The first part of “Starlight” sounds like a trance song before an abrupt transition into a more traditional sound, and then you realize this is the rumored joint about Ethel and Bobby Kennedy that Taylor wrote after seeing HBO’s Ethel. I guess it’s part of Taylor’s whole “old for her generation” spiel that she idolizes the Kennedy clan. Has Taylor read Jackie, Ethel, Joan: Women of Camelot, with its in-depth exploration of the whole drinking and philandering aspect of the Kennedy male mythos? I’m not saying Taylor’s boyfriend Conor Kennedy will inherit the mantle — I just think it’s a weird thing to romanticize being a political wife who tolerated painful bullshit for the sake of appearances.
But even with all the big pop gestures and production tassels on Red, it’s the simpler folk ballads that are Swift’s strongest and best. “Treacherous,” “Sad Beautiful Tragic,” and “Begin Again” recall Swift’s ’70s folk-rock heroes like James Taylor (whom she name-checks) and Kris Kristofferson. Despite the hostile jokes about hipsters, it’s clear that Swift takes a great deal of pride in her vinyl collection. In the age of ringtones, she is an albums artist who makes albums to play all the way through, which some customers still go and physically buy in a store.
One of the best songs, “The Moment I Knew,” appears as a bonus track on the deluxe edition.

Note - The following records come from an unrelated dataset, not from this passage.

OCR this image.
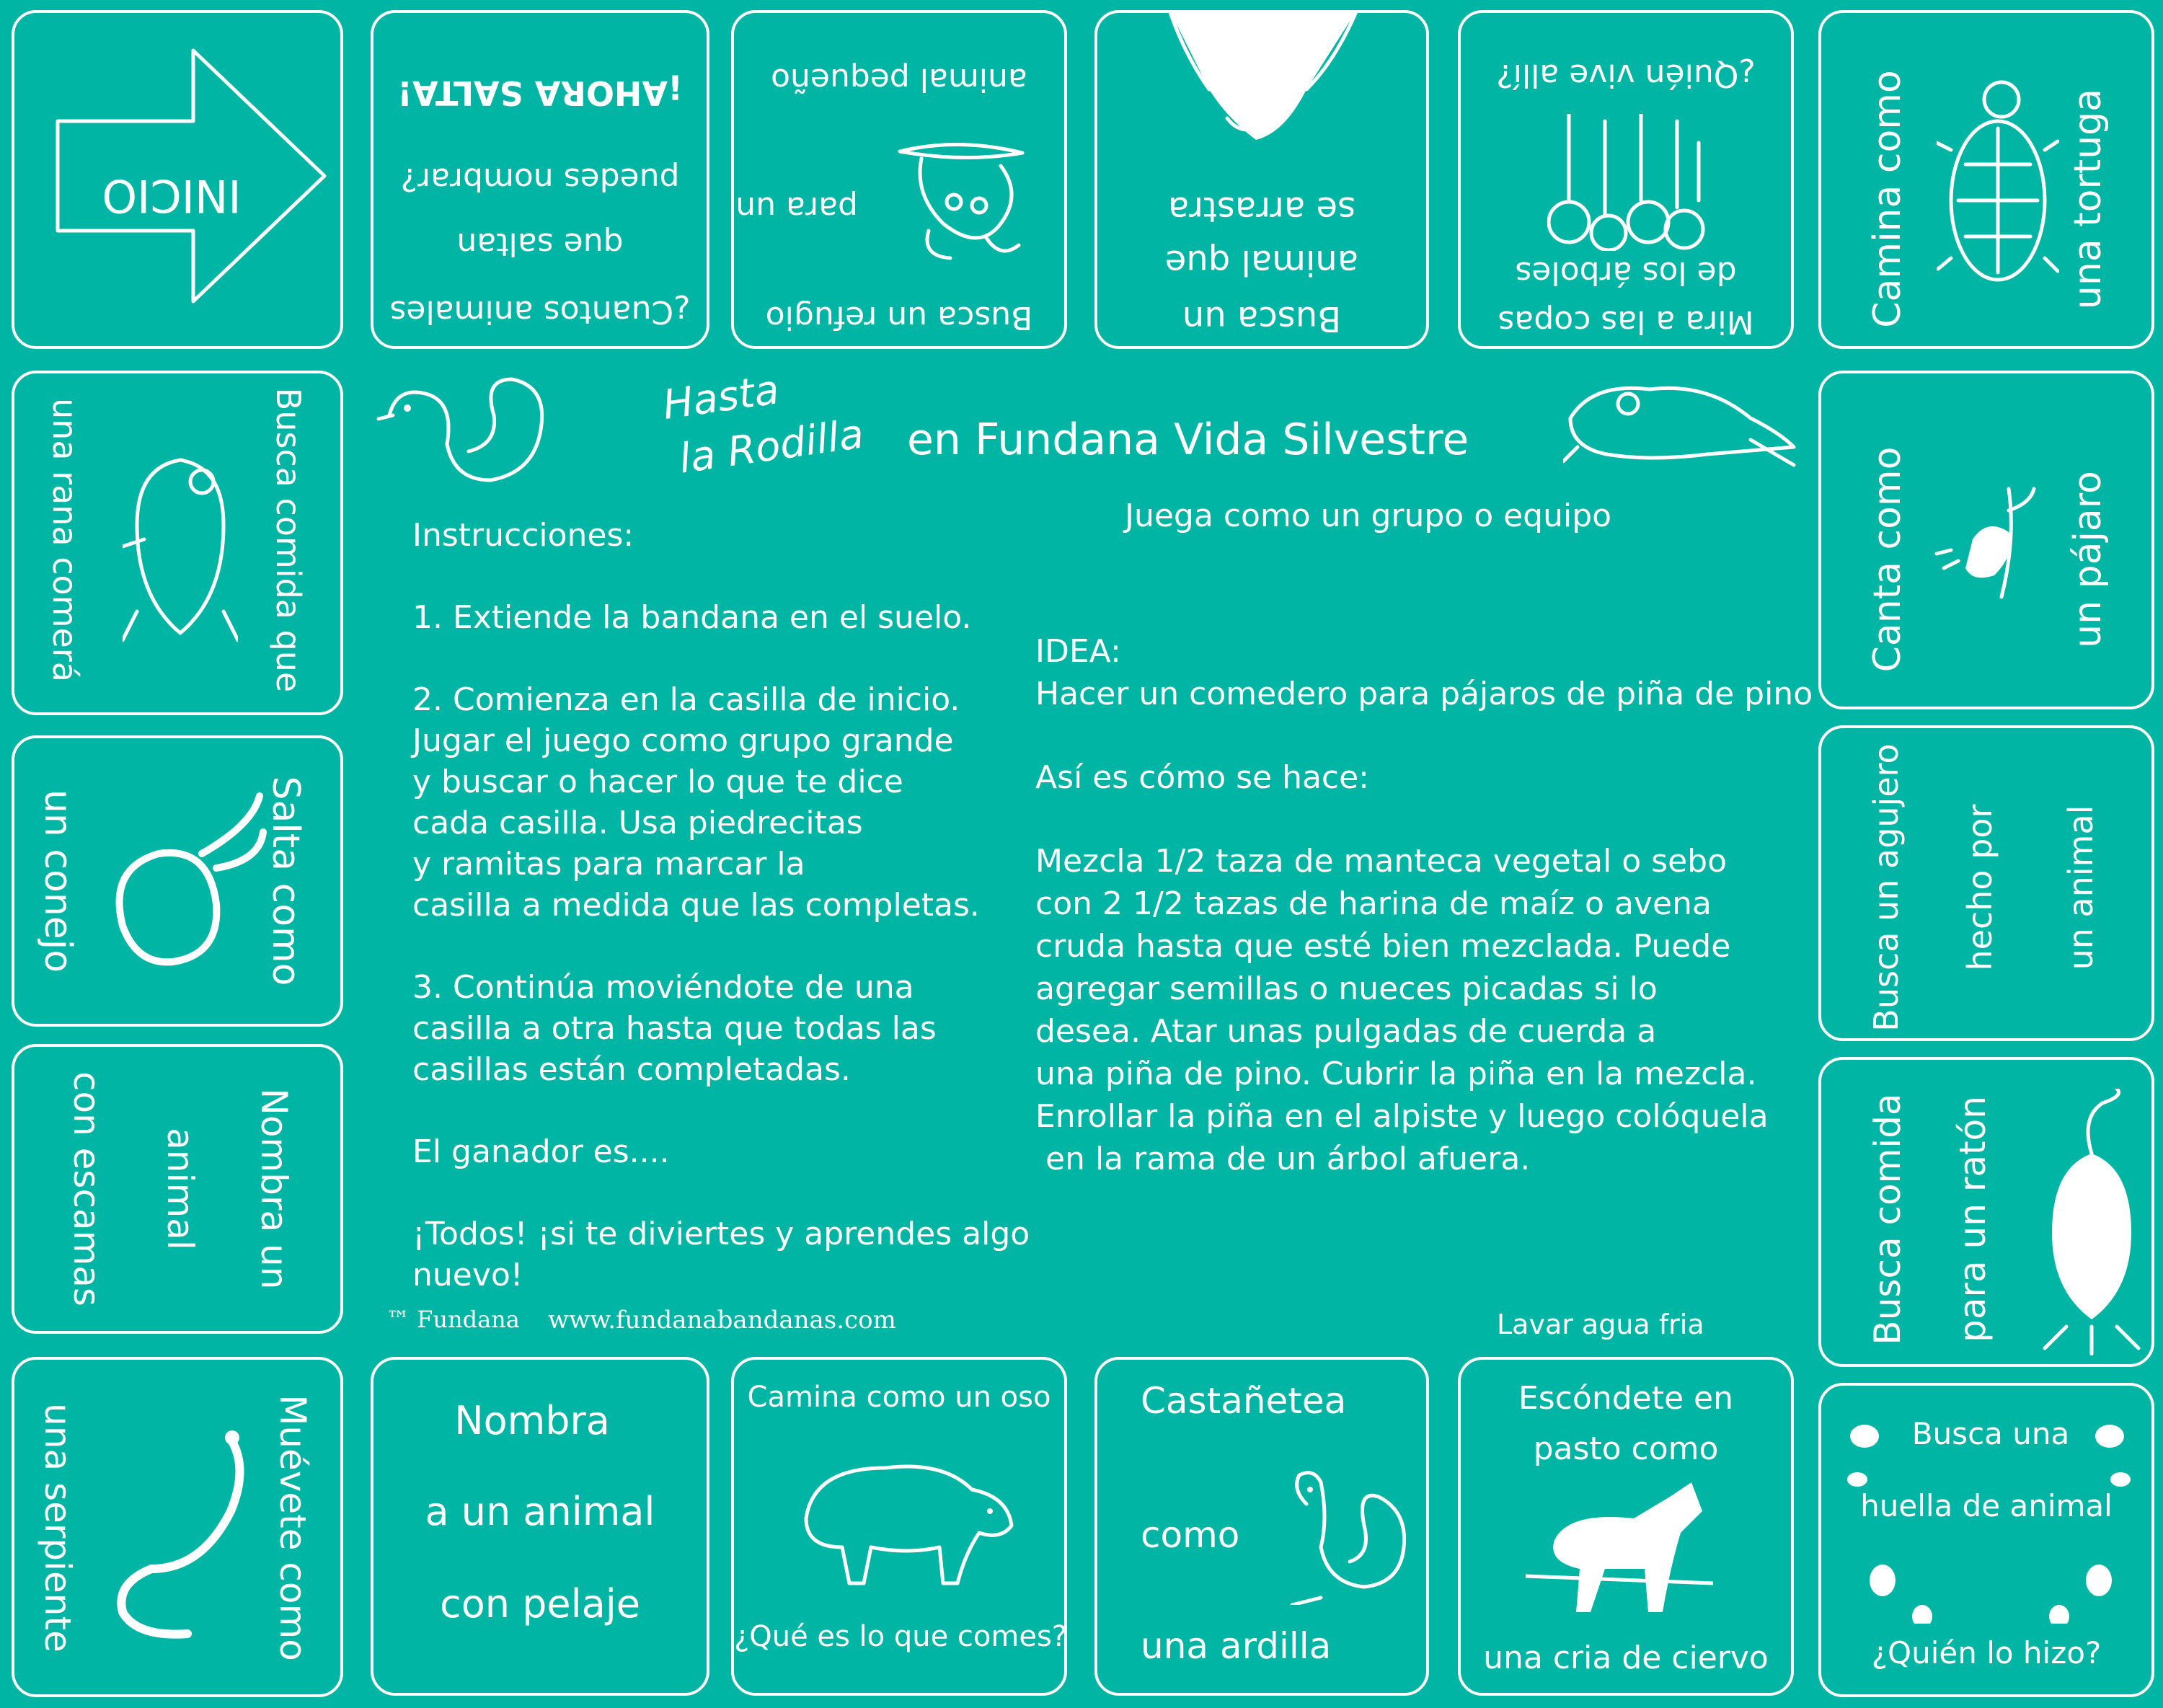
INICIO
¿Cuantos animales
que saltan
puedes nombrar?
¡AHORA SALTA!
Busca un refugio
para un
animal pequeño
Busca un
animal que
se arrastra
Mira a las copas
de los árboles
¿Quién vive allí?	Camina como	una tortuga
Canta como	un pájaro
Busca un agujero hecho por un animal
Busca comida para un ratón
Busca una
huella de animal
¿Quién lo hizo?
Escóndete en
pasto como
una cria de ciervo
Castañetea
como
una ardilla
Camina como un oso
¿Qué es lo que comes?
Nombra
a un animal
con pelaje
Muévete como
una serpiente
Nombra un
animal
con escamas
Salta como
un conejo
Busca comida que
una rana comerá
Hasta
la Rodilla en Fundana Vida Silvestre
Juega como un grupo o equipo
Instrucciones:
1. Extiende la bandana en el suelo.
2. Comienza en la casilla de inicio.
Jugar el juego como grupo grande
y buscar o hacer lo que te dice
cada casilla. Usa piedrecitas
y ramitas para marcar la
casilla a medida que las completas.
3. Continúa moviéndote de una
casilla a otra hasta que todas las
casillas están completadas.
El ganador es....
¡Todos! ¡si te diviertes y aprendes algo
nuevo!
IDEA:
Hacer un comedero para pájaros de piña de pino
Así es cómo se hace:
Mezcla 1/2 taza de manteca vegetal o sebo
con 2 1/2 tazas de harina de maíz o avena
cruda hasta que esté bien mezclada. Puede
agregar semillas o nueces picadas si lo
desea. Atar unas pulgadas de cuerda a
una piña de pino. Cubrir la piña en la mezcla.
Enrollar la piña en el alpiste y luego colóquela
en la rama de un árbol afuera.
™ Fundana	www.fundanabandanas.com	Lavar agua fria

It’s a melodic pop-rock song concerning a birthday party to which the singer’s crush or boyfriend (it sounds vague even to her) never shows up, humiliating her and effectively ruining the whole day. It’s a perfect Taylor Swift song, full of specific details that ring true across types. On Red, she learns one of the fundamental lessons of adulthood: People are not always all they seem, especially superficially charming people.
Swift has said she didn’t want to peak at 18. It seems unlikely she will peak at 22, either. She also claimed she’d rather have a stable emotional relationship than risk garnering material for Red II: Born to Red with any more stormy but intense romances. Considering how well Red seems poised to do, you have to wonder if Swift will second-guess her decision to protect her heart, although you could say the same thing about Adele. Swift may be type A but she’s also a hopeless romantic, and most people don’t stop making mistakes at 22, or ever. Not that Taylor has to make bad choices to write great songs, but everyone knows that breakup albums are the best.